Когда дошли до перекрестка с улицей Комсомольской, то увидели разрушенный хлебозавод, жилые дома с выбитыми стеклами, раскрытыми дверьми. Не доходя до аптеки, увидели стоявший посреди улицы самолет со звездами и без крыльев, его обходили немецкие солдаты, сплошным потоком шедшие в центр города. Аптека и прилегающие здания были сожжены, в парке напротив – сплошные воронки от бомб. Кинотеатр оказался цел, в него входили и выходили солдаты в какой-то странной форме.
Мы зашли во двор райкома, здесь никого не оказалось. Здание - цело, но без стекол, двери - нараспашку.
Перед входом и во дворе на листах горелого железа мелом было написано непонятное нам слово. Мы прошмыгнули в здание. Мы с Шурой часто заходили сюда до оккупации, и его мама угощала нас сладким чаем и пирожками с капустой.
Поднялись на второй этаж, зашли в буфет. Все дверки шкафов и ящики, как сейчас говорят, барной стойки оказались открыты. На полу валялись осколки разбитой посуды и перевернутые табуретки, двухведерный самовар стоял на месте.
«Давай самовар сдвинем, мать сказала, что бумажка лежит под клеёнкой», - сказал Шура.
Сказано - сделано. Нашли там лист из школьной тетрадки. Шура сложил его и спрятал в карман. Осмотрели все ящики, подобрали кусок сахара, валявшийся на полу. Пошли домой.
Дома дед мне учинил разборку за непослушание и объяснил, что там, где мы были, - мины, о чем говорят надписи на железе. Так я впервые познакомился со словами и буквами немецкого алфавита.
В ночь на 18 августа 1942 года авиация Красной Армии нанесла мощный удар по складам фашистов, которые располагались севернее Острогожска. Дня три в Острогожске не было никаких войск. Затем в городе появились венгерские, румынские солдаты и эсэсовцы.

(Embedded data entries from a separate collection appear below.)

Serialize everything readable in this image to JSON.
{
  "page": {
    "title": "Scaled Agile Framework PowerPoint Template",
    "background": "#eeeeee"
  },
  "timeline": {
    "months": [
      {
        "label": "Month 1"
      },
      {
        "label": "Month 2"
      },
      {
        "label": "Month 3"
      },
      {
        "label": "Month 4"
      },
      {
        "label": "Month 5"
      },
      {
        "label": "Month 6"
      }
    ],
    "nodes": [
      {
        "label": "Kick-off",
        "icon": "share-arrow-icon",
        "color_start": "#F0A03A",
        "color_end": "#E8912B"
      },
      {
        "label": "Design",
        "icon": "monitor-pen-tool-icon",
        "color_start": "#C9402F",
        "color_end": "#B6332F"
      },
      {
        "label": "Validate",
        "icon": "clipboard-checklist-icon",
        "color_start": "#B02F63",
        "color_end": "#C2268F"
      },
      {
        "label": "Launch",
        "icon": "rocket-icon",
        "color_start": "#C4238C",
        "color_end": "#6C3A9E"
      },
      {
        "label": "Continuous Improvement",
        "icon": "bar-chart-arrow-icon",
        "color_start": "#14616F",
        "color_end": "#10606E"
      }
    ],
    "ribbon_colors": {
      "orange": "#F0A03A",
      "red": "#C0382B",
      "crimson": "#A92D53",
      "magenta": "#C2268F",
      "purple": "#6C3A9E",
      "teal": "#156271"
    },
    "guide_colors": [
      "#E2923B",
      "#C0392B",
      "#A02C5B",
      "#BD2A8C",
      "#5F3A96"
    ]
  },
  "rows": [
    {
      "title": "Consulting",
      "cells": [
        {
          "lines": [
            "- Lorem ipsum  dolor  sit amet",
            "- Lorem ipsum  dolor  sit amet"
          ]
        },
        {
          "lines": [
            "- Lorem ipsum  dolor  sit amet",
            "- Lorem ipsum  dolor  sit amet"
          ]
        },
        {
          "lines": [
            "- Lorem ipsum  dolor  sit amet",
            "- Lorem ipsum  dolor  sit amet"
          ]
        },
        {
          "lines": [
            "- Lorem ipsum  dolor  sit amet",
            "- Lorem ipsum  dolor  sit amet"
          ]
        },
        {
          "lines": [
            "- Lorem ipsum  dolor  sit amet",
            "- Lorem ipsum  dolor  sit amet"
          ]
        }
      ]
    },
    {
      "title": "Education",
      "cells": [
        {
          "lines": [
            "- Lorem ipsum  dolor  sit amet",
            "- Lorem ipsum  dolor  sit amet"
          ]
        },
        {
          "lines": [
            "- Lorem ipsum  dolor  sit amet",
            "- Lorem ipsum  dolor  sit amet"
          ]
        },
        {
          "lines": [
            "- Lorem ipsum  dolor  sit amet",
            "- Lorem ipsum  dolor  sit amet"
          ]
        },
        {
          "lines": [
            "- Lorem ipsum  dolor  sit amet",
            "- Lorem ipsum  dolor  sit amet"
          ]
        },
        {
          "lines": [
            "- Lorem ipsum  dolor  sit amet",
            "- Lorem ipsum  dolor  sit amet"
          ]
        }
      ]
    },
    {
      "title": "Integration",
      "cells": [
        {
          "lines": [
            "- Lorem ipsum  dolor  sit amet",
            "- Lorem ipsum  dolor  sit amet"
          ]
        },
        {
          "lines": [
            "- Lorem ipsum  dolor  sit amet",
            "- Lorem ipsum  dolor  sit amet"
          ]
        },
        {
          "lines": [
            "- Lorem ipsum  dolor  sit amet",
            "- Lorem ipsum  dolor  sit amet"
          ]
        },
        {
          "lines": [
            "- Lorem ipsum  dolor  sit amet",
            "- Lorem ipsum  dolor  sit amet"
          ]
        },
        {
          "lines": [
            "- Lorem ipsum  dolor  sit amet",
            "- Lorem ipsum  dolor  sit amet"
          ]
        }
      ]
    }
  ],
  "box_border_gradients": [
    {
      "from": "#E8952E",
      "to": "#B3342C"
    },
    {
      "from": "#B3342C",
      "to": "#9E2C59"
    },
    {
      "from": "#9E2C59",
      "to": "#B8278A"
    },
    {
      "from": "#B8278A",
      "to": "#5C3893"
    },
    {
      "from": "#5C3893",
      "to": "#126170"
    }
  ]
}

Стало известно, что 18 августа авиация уничтожила склады немцев по сигналам ракет подпольщиков, которых сейчас ищут каратели. В отместку за бомбежку оккупационные власти приняли решение: разобрать для устройства блиндажей на фронте все дома, в которых жили семьи коммунистов и командиров Красной Армии. Таким домом оказался и дом, где проживал Шура, поскольку в нём жили семьи секретаря парторганизации швейной фабрики Ф.Н.Мотченко, добровольно ушедшего на фронт, командира Красной Армии Онуфринчука. Дом разобрали. Шура с матерью переехали на Новую Сотню к деду. И мы стали видеться реже.
В начале сентября моя мать, продав последнее, определила меня в реальное училище, за учебу в котором надо было платить.

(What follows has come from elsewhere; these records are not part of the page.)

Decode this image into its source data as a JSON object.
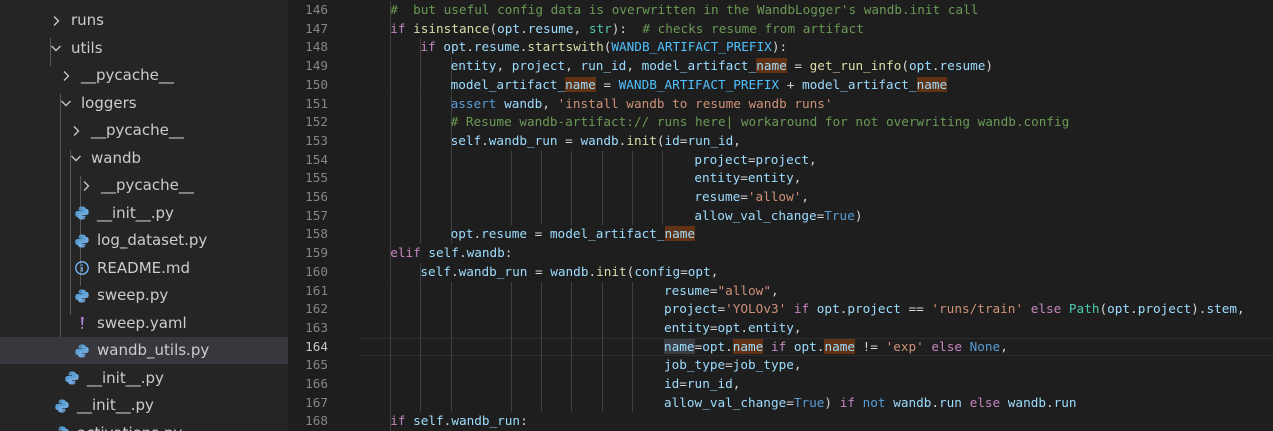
{
  "explorer": {
    "items": [
      {
        "label": "runs",
        "kind": "folder",
        "expanded": false,
        "icon": "chevron-right-icon",
        "indent": 48
      },
      {
        "label": "utils",
        "kind": "folder",
        "expanded": true,
        "icon": "chevron-down-icon",
        "indent": 48
      },
      {
        "label": "__pycache__",
        "kind": "folder",
        "expanded": false,
        "icon": "chevron-right-icon",
        "indent": 58
      },
      {
        "label": "loggers",
        "kind": "folder",
        "expanded": true,
        "icon": "chevron-down-icon",
        "indent": 58
      },
      {
        "label": "__pycache__",
        "kind": "folder",
        "expanded": false,
        "icon": "chevron-right-icon",
        "indent": 68
      },
      {
        "label": "wandb",
        "kind": "folder",
        "expanded": true,
        "icon": "chevron-down-icon",
        "indent": 68
      },
      {
        "label": "__pycache__",
        "kind": "folder",
        "expanded": false,
        "icon": "chevron-right-icon",
        "indent": 78
      },
      {
        "label": "__init__.py",
        "kind": "file",
        "icon": "python-icon",
        "indent": 74
      },
      {
        "label": "log_dataset.py",
        "kind": "file",
        "icon": "python-icon",
        "indent": 74
      },
      {
        "label": "README.md",
        "kind": "file",
        "icon": "info-icon",
        "indent": 74
      },
      {
        "label": "sweep.py",
        "kind": "file",
        "icon": "python-icon",
        "indent": 74
      },
      {
        "label": "sweep.yaml",
        "kind": "file",
        "icon": "yaml-icon",
        "indent": 74
      },
      {
        "label": "wandb_utils.py",
        "kind": "file",
        "icon": "python-icon",
        "indent": 74,
        "selected": true
      },
      {
        "label": "__init__.py",
        "kind": "file",
        "icon": "python-icon",
        "indent": 64
      },
      {
        "label": "__init__.py",
        "kind": "file",
        "icon": "python-icon",
        "indent": 54
      },
      {
        "label": "activations.py",
        "kind": "file",
        "icon": "python-icon",
        "indent": 54
      }
    ]
  },
  "editor": {
    "active_line": 164,
    "colors": {
      "keyword": "#c586c0",
      "func": "#dcdcaa",
      "var": "#9cdcfe",
      "str": "#ce9178",
      "comment": "#6a9955",
      "const": "#4fc1ff",
      "class": "#4ec9b0",
      "bool": "#569cd6",
      "plain": "#d4d4d4"
    },
    "lines": [
      {
        "n": "146",
        "indent": 1,
        "guides": [
          2
        ],
        "tokens": [
          [
            "#  but useful config data is overwritten in the WandbLogger's wandb.init call",
            "comment"
          ]
        ]
      },
      {
        "n": "147",
        "indent": 1,
        "guides": [
          2
        ],
        "tokens": [
          [
            "if ",
            "keyword"
          ],
          [
            "isinstance",
            "func"
          ],
          [
            "(",
            "plain"
          ],
          [
            "opt",
            "var"
          ],
          [
            ".",
            "plain"
          ],
          [
            "resume",
            "var"
          ],
          [
            ", ",
            "plain"
          ],
          [
            "str",
            "class"
          ],
          [
            "):  ",
            "plain"
          ],
          [
            "# checks resume from artifact",
            "comment"
          ]
        ]
      },
      {
        "n": "148",
        "indent": 2,
        "guides": [
          2,
          3
        ],
        "tokens": [
          [
            "if ",
            "keyword"
          ],
          [
            "opt",
            "var"
          ],
          [
            ".",
            "plain"
          ],
          [
            "resume",
            "var"
          ],
          [
            ".",
            "plain"
          ],
          [
            "startswith",
            "func"
          ],
          [
            "(",
            "plain"
          ],
          [
            "WANDB_ARTIFACT_PREFIX",
            "const"
          ],
          [
            "):",
            "plain"
          ]
        ]
      },
      {
        "n": "149",
        "indent": 3,
        "guides": [
          2,
          3,
          4
        ],
        "tokens": [
          [
            "entity",
            "var"
          ],
          [
            ", ",
            "plain"
          ],
          [
            "project",
            "var"
          ],
          [
            ", ",
            "plain"
          ],
          [
            "run_id",
            "var"
          ],
          [
            ", ",
            "plain"
          ],
          [
            "model_artifact_",
            "var"
          ],
          [
            "name",
            "var",
            "hl"
          ],
          [
            " = ",
            "plain"
          ],
          [
            "get_run_info",
            "func"
          ],
          [
            "(",
            "plain"
          ],
          [
            "opt",
            "var"
          ],
          [
            ".",
            "plain"
          ],
          [
            "resume",
            "var"
          ],
          [
            ")",
            "plain"
          ]
        ]
      },
      {
        "n": "150",
        "indent": 3,
        "guides": [
          2,
          3,
          4
        ],
        "tokens": [
          [
            "model_artifact_",
            "var"
          ],
          [
            "name",
            "var",
            "hl"
          ],
          [
            " = ",
            "plain"
          ],
          [
            "WANDB_ARTIFACT_PREFIX",
            "const"
          ],
          [
            " + ",
            "plain"
          ],
          [
            "model_artifact_",
            "var"
          ],
          [
            "name",
            "var",
            "hl"
          ]
        ]
      },
      {
        "n": "151",
        "indent": 3,
        "guides": [
          2,
          3,
          4
        ],
        "tokens": [
          [
            "assert ",
            "bool"
          ],
          [
            "wandb",
            "var"
          ],
          [
            ", ",
            "plain"
          ],
          [
            "'install wandb to resume wandb runs'",
            "str"
          ]
        ]
      },
      {
        "n": "152",
        "indent": 3,
        "guides": [
          2,
          3,
          4
        ],
        "tokens": [
          [
            "# Resume wandb-artifact:// runs here| workaround for not overwriting wandb.config",
            "comment"
          ]
        ]
      },
      {
        "n": "153",
        "indent": 3,
        "guides": [
          2,
          3,
          4
        ],
        "tokens": [
          [
            "self",
            "var"
          ],
          [
            ".",
            "plain"
          ],
          [
            "wandb_run",
            "var"
          ],
          [
            " = ",
            "plain"
          ],
          [
            "wandb",
            "var"
          ],
          [
            ".",
            "plain"
          ],
          [
            "init",
            "func"
          ],
          [
            "(",
            "plain"
          ],
          [
            "id",
            "var"
          ],
          [
            "=",
            "plain"
          ],
          [
            "run_id",
            "var"
          ],
          [
            ",",
            "plain"
          ]
        ]
      },
      {
        "n": "154",
        "col": 44,
        "guides": [
          2,
          3,
          4,
          5,
          6,
          7,
          8,
          9,
          10
        ],
        "tokens": [
          [
            "project",
            "var"
          ],
          [
            "=",
            "plain"
          ],
          [
            "project",
            "var"
          ],
          [
            ",",
            "plain"
          ]
        ]
      },
      {
        "n": "155",
        "col": 44,
        "guides": [
          2,
          3,
          4,
          5,
          6,
          7,
          8,
          9,
          10
        ],
        "tokens": [
          [
            "entity",
            "var"
          ],
          [
            "=",
            "plain"
          ],
          [
            "entity",
            "var"
          ],
          [
            ",",
            "plain"
          ]
        ]
      },
      {
        "n": "156",
        "col": 44,
        "guides": [
          2,
          3,
          4,
          5,
          6,
          7,
          8,
          9,
          10
        ],
        "tokens": [
          [
            "resume",
            "var"
          ],
          [
            "=",
            "plain"
          ],
          [
            "'allow'",
            "str"
          ],
          [
            ",",
            "plain"
          ]
        ]
      },
      {
        "n": "157",
        "col": 44,
        "guides": [
          2,
          3,
          4,
          5,
          6,
          7,
          8,
          9,
          10
        ],
        "tokens": [
          [
            "allow_val_change",
            "var"
          ],
          [
            "=",
            "plain"
          ],
          [
            "True",
            "bool"
          ],
          [
            ")",
            "plain"
          ]
        ]
      },
      {
        "n": "158",
        "indent": 3,
        "guides": [
          2,
          3,
          4
        ],
        "tokens": [
          [
            "opt",
            "var"
          ],
          [
            ".",
            "plain"
          ],
          [
            "resume",
            "var"
          ],
          [
            " = ",
            "plain"
          ],
          [
            "model_artifact_",
            "var"
          ],
          [
            "name",
            "var",
            "hl"
          ]
        ]
      },
      {
        "n": "159",
        "indent": 1,
        "guides": [
          2
        ],
        "tokens": [
          [
            "elif ",
            "keyword"
          ],
          [
            "self",
            "var"
          ],
          [
            ".",
            "plain"
          ],
          [
            "wandb",
            "var"
          ],
          [
            ":",
            "plain"
          ]
        ]
      },
      {
        "n": "160",
        "indent": 2,
        "guides": [
          2,
          3
        ],
        "tokens": [
          [
            "self",
            "var"
          ],
          [
            ".",
            "plain"
          ],
          [
            "wandb_run",
            "var"
          ],
          [
            " = ",
            "plain"
          ],
          [
            "wandb",
            "var"
          ],
          [
            ".",
            "plain"
          ],
          [
            "init",
            "func"
          ],
          [
            "(",
            "plain"
          ],
          [
            "config",
            "var"
          ],
          [
            "=",
            "plain"
          ],
          [
            "opt",
            "var"
          ],
          [
            ",",
            "plain"
          ]
        ]
      },
      {
        "n": "161",
        "col": 40,
        "guides": [
          2,
          3,
          4,
          5,
          6,
          7,
          8,
          9
        ],
        "tokens": [
          [
            "resume",
            "var"
          ],
          [
            "=",
            "plain"
          ],
          [
            "\"allow\"",
            "str"
          ],
          [
            ",",
            "plain"
          ]
        ]
      },
      {
        "n": "162",
        "col": 40,
        "guides": [
          2,
          3,
          4,
          5,
          6,
          7,
          8,
          9
        ],
        "tokens": [
          [
            "project",
            "var"
          ],
          [
            "=",
            "plain"
          ],
          [
            "'YOLOv3'",
            "str"
          ],
          [
            " if ",
            "keyword"
          ],
          [
            "opt",
            "var"
          ],
          [
            ".",
            "plain"
          ],
          [
            "project",
            "var"
          ],
          [
            " == ",
            "plain"
          ],
          [
            "'runs/train'",
            "str"
          ],
          [
            " else ",
            "keyword"
          ],
          [
            "Path",
            "class"
          ],
          [
            "(",
            "plain"
          ],
          [
            "opt",
            "var"
          ],
          [
            ".",
            "plain"
          ],
          [
            "project",
            "var"
          ],
          [
            ").",
            "plain"
          ],
          [
            "stem",
            "var"
          ],
          [
            ",",
            "plain"
          ]
        ]
      },
      {
        "n": "163",
        "col": 40,
        "guides": [
          2,
          3,
          4,
          5,
          6,
          7,
          8,
          9
        ],
        "tokens": [
          [
            "entity",
            "var"
          ],
          [
            "=",
            "plain"
          ],
          [
            "opt",
            "var"
          ],
          [
            ".",
            "plain"
          ],
          [
            "entity",
            "var"
          ],
          [
            ",",
            "plain"
          ]
        ]
      },
      {
        "n": "164",
        "col": 40,
        "guides": [
          2,
          3,
          4,
          5,
          6,
          7,
          8,
          9
        ],
        "tokens": [
          [
            "name",
            "var",
            "sel"
          ],
          [
            "=",
            "plain"
          ],
          [
            "opt",
            "var"
          ],
          [
            ".",
            "plain"
          ],
          [
            "name",
            "var",
            "hl"
          ],
          [
            " if ",
            "keyword"
          ],
          [
            "opt",
            "var"
          ],
          [
            ".",
            "plain"
          ],
          [
            "name",
            "var",
            "hl"
          ],
          [
            " != ",
            "plain"
          ],
          [
            "'exp'",
            "str"
          ],
          [
            " else ",
            "keyword"
          ],
          [
            "None",
            "bool"
          ],
          [
            ",",
            "plain"
          ]
        ]
      },
      {
        "n": "165",
        "col": 40,
        "guides": [
          2,
          3,
          4,
          5,
          6,
          7,
          8,
          9
        ],
        "tokens": [
          [
            "job_type",
            "var"
          ],
          [
            "=",
            "plain"
          ],
          [
            "job_type",
            "var"
          ],
          [
            ",",
            "plain"
          ]
        ]
      },
      {
        "n": "166",
        "col": 40,
        "guides": [
          2,
          3,
          4,
          5,
          6,
          7,
          8,
          9
        ],
        "tokens": [
          [
            "id",
            "var"
          ],
          [
            "=",
            "plain"
          ],
          [
            "run_id",
            "var"
          ],
          [
            ",",
            "plain"
          ]
        ]
      },
      {
        "n": "167",
        "col": 40,
        "guides": [
          2,
          3,
          4,
          5,
          6,
          7,
          8,
          9
        ],
        "tokens": [
          [
            "allow_val_change",
            "var"
          ],
          [
            "=",
            "plain"
          ],
          [
            "True",
            "bool"
          ],
          [
            ") ",
            "plain"
          ],
          [
            "if ",
            "keyword"
          ],
          [
            "not ",
            "bool"
          ],
          [
            "wandb",
            "var"
          ],
          [
            ".",
            "plain"
          ],
          [
            "run",
            "var"
          ],
          [
            " else ",
            "keyword"
          ],
          [
            "wandb",
            "var"
          ],
          [
            ".",
            "plain"
          ],
          [
            "run",
            "var"
          ]
        ]
      },
      {
        "n": "168",
        "indent": 1,
        "guides": [
          2
        ],
        "tokens": [
          [
            "if ",
            "keyword"
          ],
          [
            "self",
            "var"
          ],
          [
            ".",
            "plain"
          ],
          [
            "wandb_run",
            "var"
          ],
          [
            ":",
            "plain"
          ]
        ]
      }
    ]
  }
}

Как-то по дороге из училища, на перекрестке улиц Орджоникидзе и Комсомольской, встретил своего одноклассника по школе №2 Юру Жуйко. «Ты учишься? - спросил он. - А вот меня не взяли, так как отца арестовали фашисты за то, что он пускал ракеты и вредил немцам». Я даже не нашелся, что ему сказать, и направился домой.
Там меня ждал Шура с известиями о том, что арестовали его мать за связь с партизанами. Разговор услышал мой дедушка - Семён Саввич, который сказал, что за это арестовали и нашего соседа с Авдеевской, д.46, - Николая Сипкова.
Через несколько дней после этого разговора во время урока в класс, где я занимался, вошел священник и спросил: «Кто Андреев? Пойдем со мною». Он подошел к парте, взял меня за руку и повел в комнату на втором этаже, где сидел директор, двое мужчин в штатском и немец. Меня стали расспрашивать, ходил ли я в здание райкома и что там делал.? Я рассказал, как было дело. Мне раз пять задавали один и тот же вопрос: «Один ли был листок или несколько?» Я отвечал, что листок был один, я его не читал.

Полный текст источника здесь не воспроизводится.